Cohen has had her missteps. Two years into her first term, during a redistricting task force meeting, she suggested removing Potrero Hill from her jurisdiction, which led some to question her commitment to the neighborhood. In 2016, she made headlines for having to recuse herself from a vote on a proposed 395-unit complex at the Corovan site after inappropriately suggesting that the developer provide additional funds for community projects just prior to the vote. She later dismissed her suggestion as a bad joke, but it occurred in a capacity-filled room of District 10 constituents. Earlier this year, the San Francisco Chronicle reported that Cohen had the worst attendance record of any Supervisor, missing eight of 29 committee meetings she chaired. The survey took place over an eight-month period, a time when Cohen said she was dealing with a family health issue.

While Supervisors get inundated by constituents with complaints about issues, from the large to the trivial, there’s been a common complaint on the Hill that Cohen isn’t as responsive as she could be, whether related to a small property tax matter or getting bullet holes in a public housing unit filled. One doesn’t have to look far back into news articles about Cohen to see a theme of her not responding to requests for comment. She passed when asked to elaborate on her accomplishments and unfinished business for this article.

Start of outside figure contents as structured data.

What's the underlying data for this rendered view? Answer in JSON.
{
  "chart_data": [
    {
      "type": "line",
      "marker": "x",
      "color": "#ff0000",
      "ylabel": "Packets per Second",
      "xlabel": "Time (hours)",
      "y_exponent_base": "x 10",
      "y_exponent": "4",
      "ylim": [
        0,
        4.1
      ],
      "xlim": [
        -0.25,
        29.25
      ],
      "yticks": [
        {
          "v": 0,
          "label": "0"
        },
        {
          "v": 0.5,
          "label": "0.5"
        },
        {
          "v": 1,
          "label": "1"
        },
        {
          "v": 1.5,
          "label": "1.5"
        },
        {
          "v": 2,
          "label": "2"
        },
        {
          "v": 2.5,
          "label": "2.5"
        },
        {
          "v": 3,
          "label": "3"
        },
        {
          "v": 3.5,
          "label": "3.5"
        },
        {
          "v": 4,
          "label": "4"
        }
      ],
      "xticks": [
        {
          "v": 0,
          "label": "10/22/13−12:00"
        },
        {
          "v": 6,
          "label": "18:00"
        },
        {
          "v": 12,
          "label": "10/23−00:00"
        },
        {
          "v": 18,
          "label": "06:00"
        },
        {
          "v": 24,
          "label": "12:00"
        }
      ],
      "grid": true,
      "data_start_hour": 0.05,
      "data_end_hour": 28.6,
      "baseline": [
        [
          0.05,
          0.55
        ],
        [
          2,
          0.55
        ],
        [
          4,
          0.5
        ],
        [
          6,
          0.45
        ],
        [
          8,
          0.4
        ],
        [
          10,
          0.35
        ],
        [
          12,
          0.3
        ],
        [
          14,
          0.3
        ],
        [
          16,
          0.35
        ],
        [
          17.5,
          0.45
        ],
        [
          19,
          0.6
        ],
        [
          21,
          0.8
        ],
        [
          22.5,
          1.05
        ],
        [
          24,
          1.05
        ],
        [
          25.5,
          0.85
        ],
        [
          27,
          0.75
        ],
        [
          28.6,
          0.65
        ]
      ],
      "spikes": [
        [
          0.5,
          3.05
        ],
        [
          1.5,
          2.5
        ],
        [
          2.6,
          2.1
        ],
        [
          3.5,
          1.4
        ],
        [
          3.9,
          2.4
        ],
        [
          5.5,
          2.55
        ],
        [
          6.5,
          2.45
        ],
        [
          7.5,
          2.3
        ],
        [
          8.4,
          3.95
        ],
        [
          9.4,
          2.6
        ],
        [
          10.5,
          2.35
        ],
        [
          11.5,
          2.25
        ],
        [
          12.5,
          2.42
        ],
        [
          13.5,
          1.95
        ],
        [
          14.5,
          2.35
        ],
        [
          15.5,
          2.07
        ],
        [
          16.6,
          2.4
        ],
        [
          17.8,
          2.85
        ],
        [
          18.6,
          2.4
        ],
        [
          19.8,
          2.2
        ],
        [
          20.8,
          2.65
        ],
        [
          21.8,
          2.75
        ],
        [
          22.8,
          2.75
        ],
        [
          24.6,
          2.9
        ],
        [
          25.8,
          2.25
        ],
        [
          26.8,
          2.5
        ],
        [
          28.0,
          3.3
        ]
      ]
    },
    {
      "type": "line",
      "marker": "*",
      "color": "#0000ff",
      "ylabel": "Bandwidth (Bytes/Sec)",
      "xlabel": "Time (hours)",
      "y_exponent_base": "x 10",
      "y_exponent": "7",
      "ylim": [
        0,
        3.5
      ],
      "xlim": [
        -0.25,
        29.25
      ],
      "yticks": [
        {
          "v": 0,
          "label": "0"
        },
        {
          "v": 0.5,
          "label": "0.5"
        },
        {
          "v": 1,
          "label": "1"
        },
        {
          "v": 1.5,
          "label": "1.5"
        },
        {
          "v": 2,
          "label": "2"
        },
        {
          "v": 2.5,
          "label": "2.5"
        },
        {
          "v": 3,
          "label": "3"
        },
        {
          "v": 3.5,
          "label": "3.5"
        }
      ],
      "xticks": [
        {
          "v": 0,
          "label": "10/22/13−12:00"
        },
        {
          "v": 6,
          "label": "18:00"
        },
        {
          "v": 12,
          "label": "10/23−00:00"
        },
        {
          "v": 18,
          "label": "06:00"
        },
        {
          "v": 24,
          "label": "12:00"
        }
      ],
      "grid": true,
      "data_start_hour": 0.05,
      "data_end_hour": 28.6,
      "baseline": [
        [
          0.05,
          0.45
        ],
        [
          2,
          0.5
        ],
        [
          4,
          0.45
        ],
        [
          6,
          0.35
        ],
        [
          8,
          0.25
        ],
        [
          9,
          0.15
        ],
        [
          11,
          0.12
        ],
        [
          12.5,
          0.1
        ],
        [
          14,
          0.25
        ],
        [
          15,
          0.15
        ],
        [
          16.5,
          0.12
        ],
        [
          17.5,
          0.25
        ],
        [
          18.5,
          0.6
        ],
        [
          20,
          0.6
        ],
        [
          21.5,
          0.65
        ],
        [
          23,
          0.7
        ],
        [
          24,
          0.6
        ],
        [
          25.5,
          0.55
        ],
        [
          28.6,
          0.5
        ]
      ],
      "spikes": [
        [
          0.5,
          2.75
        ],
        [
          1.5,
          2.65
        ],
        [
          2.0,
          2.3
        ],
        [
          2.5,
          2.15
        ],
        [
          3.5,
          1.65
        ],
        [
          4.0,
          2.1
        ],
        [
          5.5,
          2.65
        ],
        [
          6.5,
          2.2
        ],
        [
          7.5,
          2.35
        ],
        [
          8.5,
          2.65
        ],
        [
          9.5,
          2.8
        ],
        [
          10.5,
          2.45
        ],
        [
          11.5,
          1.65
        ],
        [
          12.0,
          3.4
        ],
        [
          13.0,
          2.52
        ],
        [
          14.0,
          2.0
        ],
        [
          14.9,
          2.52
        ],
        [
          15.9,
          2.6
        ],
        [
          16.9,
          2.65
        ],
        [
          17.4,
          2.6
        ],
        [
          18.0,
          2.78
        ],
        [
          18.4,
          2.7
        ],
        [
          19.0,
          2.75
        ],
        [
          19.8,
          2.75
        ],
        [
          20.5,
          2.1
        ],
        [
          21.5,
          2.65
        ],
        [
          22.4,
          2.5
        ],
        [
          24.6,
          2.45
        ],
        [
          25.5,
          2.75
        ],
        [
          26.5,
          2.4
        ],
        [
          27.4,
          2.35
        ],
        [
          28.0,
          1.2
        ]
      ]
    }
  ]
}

Nonetheless, she’s maintained a close relationship with neighborhood groups, whose members have praised her efforts and communication. J.R. Eppler, Potrero Boosters president, has spoken highly of her in solving issues related to the Pier 70 development. Frank Gilson, Potrero Dogpatch Merchants Association board member, described her as “responsive and accessible.”

Susan Eslick, vice president of the Dogpatch Neighborhood Association, said she’ll miss Cohen. “I have always felt Supervisor Cohen has supported Dogpatch and any community efforts we have worked on,” said Eslick. “She has always been aware of the changes happening in our little section of District 10 and has guided projects and City agencies to listen to the desires of the neighborhood.”

Eslick, who is on the board of the Dogpatch and Northwest Potrero Hill Green Benefit District (GBD), said Cohen worked closely on GBD establishment. “We could not have done it without her support and guidance.”

Perhaps the largest issue looming over the District as Cohen leaves office is redevelopment of the former naval shipyard at Hunters Point. The potential creation of 10,000 housing units there had been among Cohen’s self-cited achievements, but over the past few years, it’s been discovered that radioactive and toxic contamination at the site may not have been fully cleaned up. In 2016, Cohen and then-Mayor Ed Lee informed the Navy that the City would no longer accept transfer of land until regulators deemed it safe. This year, when it came to light that 97 percent of soil sample tests may have been falsified, Cohen called for a legislative hearing, which led to the site being retested.

Cohen’s other accomplishments include authoring the Neighborhood Preference legislation, which sets aside 40 percent of affordable housing in new developments for those who live in the community; introducing legislation that expanded San Francisco gun laws to include firearms with magazines capable of holding more than 10 rounds; and pushing for the Pregnancy Information Disclosure and Protection Ordinance, which prohibits clinics from making false or misleading statements so as to halt the practice of pro-life proponents posing as full service providers.